Tickets: 100 NTD. Zhishan Garden would be Free with the ticket

Yangmingshan National Park (Click for more information)

Yangmingshan was the site of the proposed Tatun National Park during the Japanese colonial period, and at the time included Mt. Chihsing, Mt. Tatun, and Mt. Kuanyin. Afterwards, because of the disruption of World War II, the plan was abandoned.

Today's Yangmingshan National Park was proposed by General Ho Ying-chin in 1981 and formally established in 1985. Yangmingshan National Park extends east to Huangtsui and Mt. Wuchih, west to Mt. Hsiangtien and Mt. Mientien, north to Mt. Chutzu and Tutikung Ridge, and south to Mt. Shamao. The park occupies an area of approximately 11,455 hectares and spans the administrative districts of Shihlin and Peitou in Taipei City and Tanshui, Sanchih, Shihmen, Chinshan and Wanli in Taipei County. The elevation of the park ranges from 200 meters to 1,120 meters.

Transportation: Refer to Here

Tickets: Free

Hualien County

Taroko National Park(Click for more information)

Taroko became a national park in 1986. It covers Hualien County, Nantou County and Taichung County. It is the second largest national park in Taiwan.

Taroko National Park is famous for its spectacular mountains and marble canyons. Cliffs and canyons stretch along Liwu River. Four million years ago, the island of Taiwan was formed by the collision of plates.
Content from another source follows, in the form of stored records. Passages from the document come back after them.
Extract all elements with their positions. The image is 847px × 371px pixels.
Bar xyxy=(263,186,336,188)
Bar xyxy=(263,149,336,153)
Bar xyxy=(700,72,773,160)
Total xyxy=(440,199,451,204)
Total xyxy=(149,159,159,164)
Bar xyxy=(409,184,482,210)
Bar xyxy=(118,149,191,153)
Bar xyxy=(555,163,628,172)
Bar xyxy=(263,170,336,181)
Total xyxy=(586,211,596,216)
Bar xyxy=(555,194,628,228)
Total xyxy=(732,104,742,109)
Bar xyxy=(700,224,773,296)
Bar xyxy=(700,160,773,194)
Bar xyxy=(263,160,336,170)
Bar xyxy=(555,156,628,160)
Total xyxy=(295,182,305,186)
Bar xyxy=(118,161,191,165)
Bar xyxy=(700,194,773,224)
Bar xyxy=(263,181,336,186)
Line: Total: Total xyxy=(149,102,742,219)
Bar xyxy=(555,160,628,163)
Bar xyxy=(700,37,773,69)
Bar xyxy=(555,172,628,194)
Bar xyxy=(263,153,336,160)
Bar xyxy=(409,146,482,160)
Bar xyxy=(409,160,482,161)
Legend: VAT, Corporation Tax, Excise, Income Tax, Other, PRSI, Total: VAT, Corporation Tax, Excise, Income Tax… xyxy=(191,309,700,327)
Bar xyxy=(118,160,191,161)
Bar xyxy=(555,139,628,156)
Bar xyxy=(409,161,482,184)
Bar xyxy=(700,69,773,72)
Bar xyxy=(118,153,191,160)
After millions of years of wind erosion, the marble rocks were exposed and cut by Liwu River, creating impressive grand canyons. From Chingshui to Nanhu Peak, the drop height is 3,742 meters. Such special geography has also bred special flora and fauna in this area.

Waterfalls characterize Taroko National Park and the most famous ones are Baiyang Waterfall, Yintai Waterfall, Changchun Waterfall, and Lushui Waterfall. Yenzikou (Swallow Grotto) and Jiuchudong (Tunnel of Nine Turns) are the most impressive natural scenes in Taroko and the canyons here are the narrowest. Tourists can appreciate the natural beauty along the tour track. Swallows nest on the cliff, chirping and flying back and forth. The Taroko Monument is designed in traditional Chinese style and Changchun Temple is established to remember those who sacrificed their lives for building the Central Cross-Island Highway.